Single by Alan Jackson

from the album Here in the Real World
- B-side: "Blue Blooded Woman"
- Released: January 15, 1990
- Recorded: June 27, 1989
- Genre: Country
- Length: 3:36
- Label: Arista Nashville 9922
- Songwriters: Mark Irwin Alan Jackson
- Producers: Scott Hendricks Keith Stegall

Alan Jackson singles chronology
| "Blue Blooded Woman" (1989) | "Here in the Real World" (1990) | "Wanted" (1990) |

= Here in the Real World (song) =

"Here in the Real World" is a song co-written and recorded by American country music artist Alan Jackson. It was released in January 1990 as the second single and title track from his debut album Here in the Real World, and in early 1990 it became his first Top 10 country hit. The song reached a peak of number 3 on the U.S. Billboard Hot Country Singles & Tracks charts, and number 1 on the Canadian RPM Top Country Tracks charts and 162 in the UK in August 1990. Jackson wrote the song with Mark Irwin. The song is also included on Jackson's 2015 career-spanning box set Genuine: The Alan Jackson Story.

==Content==
The song is a mid-tempo piece, firmly in the neotraditional style, backed by fiddle and steel-string acoustic guitar, in which the narrator observes the difference between an idealized movie situation and the real world, saying "If life were like the movies, I'd never be blue". In the chorus, he observes that "here in the real world, it's not that easy at all / 'Cause when hearts get broken, it's real tears that fall."

==Critical reception==
Kevin John Coyne of Country Universe gave the song an A grade," calling the conceit "bloody well brilliant, what with the juxtaposition of reality and fiction, but none of its intelligence would matter without the heartbroke sincerity that gives it its simplicity." An uncredited review from Cash Box magazine was also positive, praising the neotraditionalist country sound and saying that Jackson "gives us incredible lyrics with just the right hooks.
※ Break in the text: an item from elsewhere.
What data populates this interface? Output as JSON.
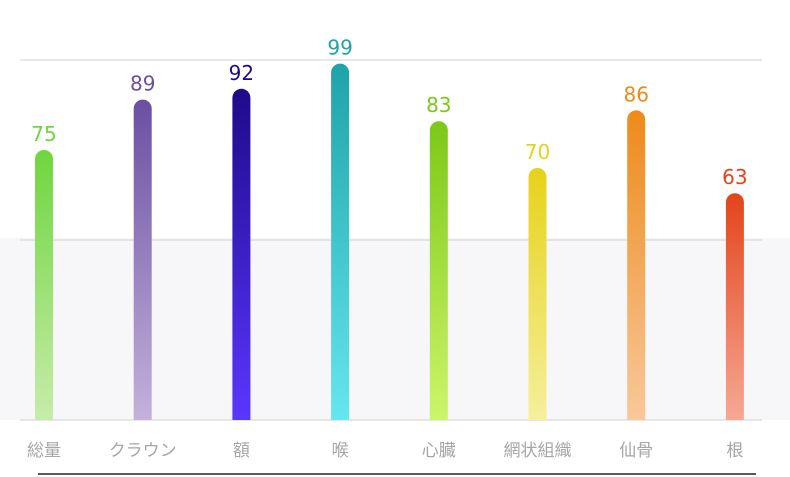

This cut offers a strong sense of comfort and a vocal range that’s totally soothing."

==Music video==
The music video was directed by Jim May and premiered in early 1990. It begins with a retro-style title card, features mostly Jackson performing, and closes with a brief snippet of Gene Autry singing "Back in the Saddle Again."

==Covers==
- Glen Campbell recorded the song on his 1994 album Glen Campbell Live! His Greatest Hits
- George Jones recorded this song on his last studio album, Hits I Missed...And One I Didn't
- Charley Pride recorded the song on his 1991 album Classics With Pride

==Charts==

| Chart (1990) | Peak position |
|---|---|
| Canada Country Tracks (RPM) | 1 |
| US Hot Country Songs (Billboard) | 3 |

===Year-end charts===

| Chart (1990) | Position |
|---|---|
| Canada Country Tracks (RPM) | 7 |
| US Country Songs (Billboard) | 10 |

== Certifications ==

Certifications for Here in the Real World
| Region | Certification | Certified units/sales |
| United States (RIAA) | Gold | 500,000^{‡} |
^{‡} Sales+streaming figures based on certification alone.